With the passing of four decades, how does the significance of Whitlam’s removal stack up now that key protagonists are no longer with us? Is it the defining moment in Australian politics that many have portrayed it as? After all, 20th century Australian politics had already witnessed a constitutional crisis and ‘dismissal’ – indeed, one that Kelly and Bramston argue with which Kerr was thoroughly familiar. In 1932, the premier of Australia’s most populous state at a time when premiers had more power, was sacked by the NSW Governor. Looking back from the 21st century, was the removal of Jack Lang any less significant than the removal of Whitlam? Were the armed forces put on alert in 1975 as they were in 1932? Arguably, Lang pushed the boundaries harder than any Australian political leader of the 20th century. The divisions of 1916 too, were no less bitter than 1975, and in the long view probably make 1975 pale in comparison. None of this is to downplay the shock and drama of 1975, the rage that has indeed been maintained. For many of those who were witness to the events, the answer is ‘yes’ it was their defining political moment.

As I write this review, the opening salvos of a long election campaign are being fired.

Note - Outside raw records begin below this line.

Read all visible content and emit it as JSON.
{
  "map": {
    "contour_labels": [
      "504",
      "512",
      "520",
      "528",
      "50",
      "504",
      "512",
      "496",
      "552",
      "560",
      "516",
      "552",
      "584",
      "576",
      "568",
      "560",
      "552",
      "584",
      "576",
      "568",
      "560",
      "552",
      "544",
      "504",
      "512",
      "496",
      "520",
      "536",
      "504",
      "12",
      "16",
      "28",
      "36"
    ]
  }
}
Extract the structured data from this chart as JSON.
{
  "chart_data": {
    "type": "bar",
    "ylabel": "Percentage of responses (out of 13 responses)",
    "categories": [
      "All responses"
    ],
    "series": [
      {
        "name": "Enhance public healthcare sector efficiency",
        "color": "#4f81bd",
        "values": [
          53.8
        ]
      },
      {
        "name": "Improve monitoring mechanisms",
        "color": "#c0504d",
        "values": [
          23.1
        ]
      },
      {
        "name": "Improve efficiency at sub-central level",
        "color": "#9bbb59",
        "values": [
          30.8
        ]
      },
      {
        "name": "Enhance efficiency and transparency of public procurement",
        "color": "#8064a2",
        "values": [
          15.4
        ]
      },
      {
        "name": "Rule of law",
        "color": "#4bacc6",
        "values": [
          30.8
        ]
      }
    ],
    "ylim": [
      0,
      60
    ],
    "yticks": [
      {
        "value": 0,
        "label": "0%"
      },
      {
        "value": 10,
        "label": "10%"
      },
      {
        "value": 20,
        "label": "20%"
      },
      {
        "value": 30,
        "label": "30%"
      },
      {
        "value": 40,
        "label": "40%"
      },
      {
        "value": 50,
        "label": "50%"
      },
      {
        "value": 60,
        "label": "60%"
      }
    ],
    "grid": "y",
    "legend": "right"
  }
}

Labor Senator Stephen Conroy (now retired), in response to the proroguing of parliament to allow a double dissolution election, thundered that:

… what we’ve had today is the ghost of 1975 revisited upon us. The long, dead arm of Sir John Kerr crawl out of his grave … to participate in a travesty of democracy in this country… This is an absolute affront. We’ve seen today a governor-general overturn the will of this chamber, a democratically elected chamber. If the Queen had been asked to interfere in the British parliament in this way, there is no way on this earth this would have happened.

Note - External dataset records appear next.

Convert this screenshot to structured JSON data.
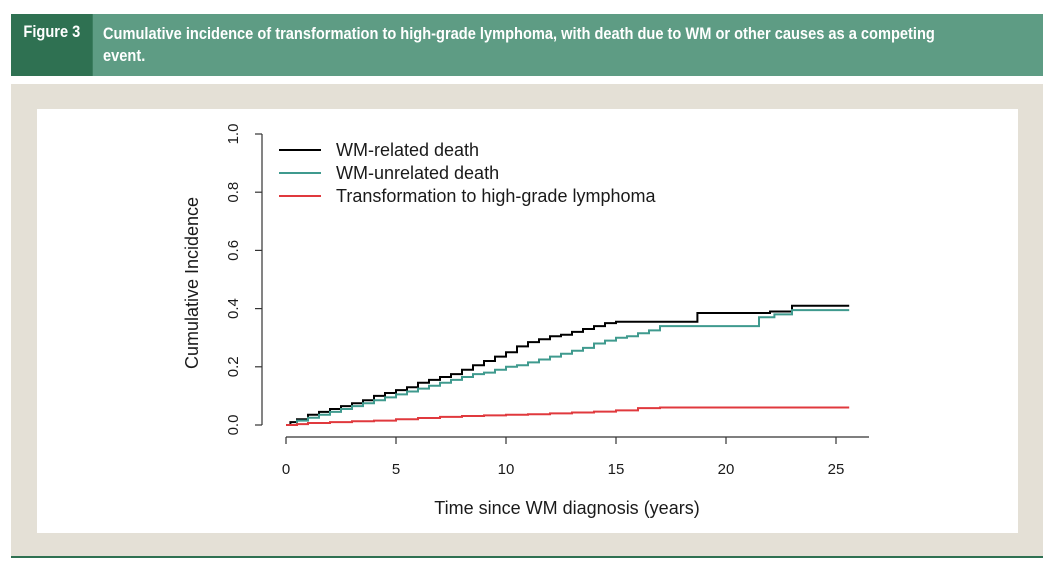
{
  "figure": {
    "label": "Figure 3",
    "title_line1": "Cumulative incidence of transformation to high-grade lymphoma, with death due to WM or other causes as a competing",
    "title_line2": "event."
  },
  "colors": {
    "header_bg": "#5e9c84",
    "label_bg": "#2f7152",
    "panel_bg": "#e4e0d6",
    "wm_related": "#000000",
    "wm_unrelated": "#3f9a8e",
    "transformation": "#e0393d"
  },
  "chart_data": {
    "type": "line",
    "title": "",
    "xlabel": "Time since WM diagnosis (years)",
    "ylabel": "Cumulative Incidence",
    "xlim": [
      0,
      26
    ],
    "ylim": [
      0,
      1.0
    ],
    "x_ticks": [
      "0",
      "5",
      "10",
      "15",
      "20",
      "25"
    ],
    "y_ticks": [
      "0.0",
      "0.2",
      "0.4",
      "0.6",
      "0.8",
      "1.0"
    ],
    "grid": false,
    "legend_position": "top-left",
    "step": true,
    "series": [
      {
        "name": "WM-related death",
        "color": "#000000",
        "x": [
          0,
          0.2,
          0.5,
          1,
          1.5,
          2,
          2.5,
          3,
          3.5,
          4,
          4.5,
          5,
          5.5,
          6,
          6.5,
          7,
          7.5,
          8,
          8.5,
          9,
          9.5,
          10,
          10.5,
          11,
          11.5,
          12,
          12.5,
          13,
          13.5,
          14,
          14.5,
          15,
          16,
          17,
          18,
          18.7,
          20,
          22,
          23,
          25.6
        ],
        "y": [
          0,
          0.01,
          0.02,
          0.035,
          0.045,
          0.055,
          0.065,
          0.075,
          0.085,
          0.1,
          0.11,
          0.12,
          0.13,
          0.145,
          0.155,
          0.165,
          0.175,
          0.19,
          0.205,
          0.22,
          0.235,
          0.25,
          0.27,
          0.285,
          0.295,
          0.305,
          0.31,
          0.32,
          0.33,
          0.34,
          0.35,
          0.355,
          0.355,
          0.355,
          0.355,
          0.385,
          0.385,
          0.39,
          0.41,
          0.41
        ]
      },
      {
        "name": "WM-unrelated death",
        "color": "#3f9a8e",
        "x": [
          0,
          0.5,
          1,
          1.5,
          2,
          2.5,
          3,
          3.5,
          4,
          4.5,
          5,
          5.5,
          6,
          6.5,
          7,
          7.5,
          8,
          8.5,
          9,
          9.5,
          10,
          10.5,
          11,
          11.5,
          12,
          12.5,
          13,
          13.5,
          14,
          14.5,
          15,
          15.5,
          16,
          16.5,
          17,
          18,
          20,
          21.5,
          22.2,
          23,
          25.6
        ],
        "y": [
          0,
          0.015,
          0.025,
          0.035,
          0.045,
          0.055,
          0.065,
          0.075,
          0.085,
          0.095,
          0.105,
          0.115,
          0.125,
          0.135,
          0.145,
          0.155,
          0.165,
          0.175,
          0.18,
          0.19,
          0.2,
          0.205,
          0.215,
          0.225,
          0.235,
          0.245,
          0.255,
          0.265,
          0.28,
          0.29,
          0.3,
          0.305,
          0.315,
          0.325,
          0.34,
          0.34,
          0.34,
          0.37,
          0.38,
          0.395,
          0.395
        ]
      },
      {
        "name": "Transformation to high-grade lymphoma",
        "color": "#e0393d",
        "x": [
          0,
          0.5,
          1,
          2,
          3,
          4,
          5,
          6,
          7,
          8,
          9,
          10,
          11,
          12,
          13,
          14,
          15,
          16,
          17,
          20,
          25.6
        ],
        "y": [
          0,
          0.003,
          0.007,
          0.01,
          0.013,
          0.015,
          0.02,
          0.024,
          0.028,
          0.031,
          0.033,
          0.035,
          0.037,
          0.04,
          0.043,
          0.046,
          0.05,
          0.058,
          0.06,
          0.06,
          0.06
        ]
      }
    ]
  }
}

Whitlam, Kerr and Fraser are no longer with us, but clearly the passions aroused by 1975 still are.

About the reviewer

Dr. Rowan Day teaches history and politics in the School of Humanities and Communication Arts at Western Sydney University. His research interests include Australian social, political and economic history, and contemporary international relations. His most recent publication is Murder in Tottenham: Australia’s first political assassination published by Anchor Books, Australia in 2015.